# Interesting article showing the state of the US economy



## KIWIKARLOS (19 December 2006)

http://biz.yahoo.com/ap/061028/america_the_bankrupt.html

Check this out, must say i knew that the US had some problems but this is a real eye opener. Australia might have to look else where in future for a big brother to look out for us


----------



## ducati916 (19 December 2006)

And while on the subject of the US, the markets have had a pretty good move upwards from the May correction, and seem based on sectors, getting a little toppy.....................correction coming?


----------



## theasxgorilla (22 December 2006)

Duc,

How do you mean, "toppy"?


----------



## YChromozome (22 December 2006)

I assume he means Top Heavy.


----------



## ducati916 (22 December 2006)

Simply that some sectors have had a pretty good bounce since August, and some have had a bit of a decline, thus, a bit of a reversal on the cards, the sectors reversing their current trends.

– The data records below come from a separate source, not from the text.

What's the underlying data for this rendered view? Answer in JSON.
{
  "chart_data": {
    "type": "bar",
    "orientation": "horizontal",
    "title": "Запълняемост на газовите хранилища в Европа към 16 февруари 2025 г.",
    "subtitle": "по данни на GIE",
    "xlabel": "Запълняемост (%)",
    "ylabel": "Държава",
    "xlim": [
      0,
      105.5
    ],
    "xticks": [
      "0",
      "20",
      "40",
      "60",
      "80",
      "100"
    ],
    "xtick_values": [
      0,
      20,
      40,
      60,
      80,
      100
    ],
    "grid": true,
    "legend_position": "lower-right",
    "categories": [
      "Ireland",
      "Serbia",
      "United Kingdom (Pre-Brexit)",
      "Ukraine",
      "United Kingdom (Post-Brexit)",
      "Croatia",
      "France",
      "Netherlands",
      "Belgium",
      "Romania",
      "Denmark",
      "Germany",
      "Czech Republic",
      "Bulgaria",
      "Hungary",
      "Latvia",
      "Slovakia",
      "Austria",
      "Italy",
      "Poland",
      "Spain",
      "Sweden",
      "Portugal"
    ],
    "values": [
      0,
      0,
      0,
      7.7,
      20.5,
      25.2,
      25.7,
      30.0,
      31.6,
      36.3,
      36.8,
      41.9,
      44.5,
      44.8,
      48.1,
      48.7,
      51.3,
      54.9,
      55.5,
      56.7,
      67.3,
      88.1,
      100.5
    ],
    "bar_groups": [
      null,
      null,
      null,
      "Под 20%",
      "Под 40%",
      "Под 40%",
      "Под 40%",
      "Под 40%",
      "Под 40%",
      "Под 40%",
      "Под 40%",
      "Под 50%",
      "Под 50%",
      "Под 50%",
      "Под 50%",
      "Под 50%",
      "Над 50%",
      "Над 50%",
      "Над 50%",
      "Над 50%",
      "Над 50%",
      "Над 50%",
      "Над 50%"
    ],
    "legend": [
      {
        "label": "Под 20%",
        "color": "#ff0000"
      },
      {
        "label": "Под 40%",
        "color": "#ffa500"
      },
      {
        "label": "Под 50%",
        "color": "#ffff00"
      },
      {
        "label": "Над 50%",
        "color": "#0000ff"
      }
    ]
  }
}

As the declining sectors are responsible for the greater market capitalization as a whole, we might still see the market as a whole move higher.

jog on
d998
http://ducati998.wordpress.com/


----------



## theasxgorilla (22 December 2006)

The S&P500 chart since the low in August is one of the most uncanny looking linear trends I've seen.  It's as though funds are being trickle feed into the market at a predictable rate.  It looks artificial is what I'm trying to say.


----------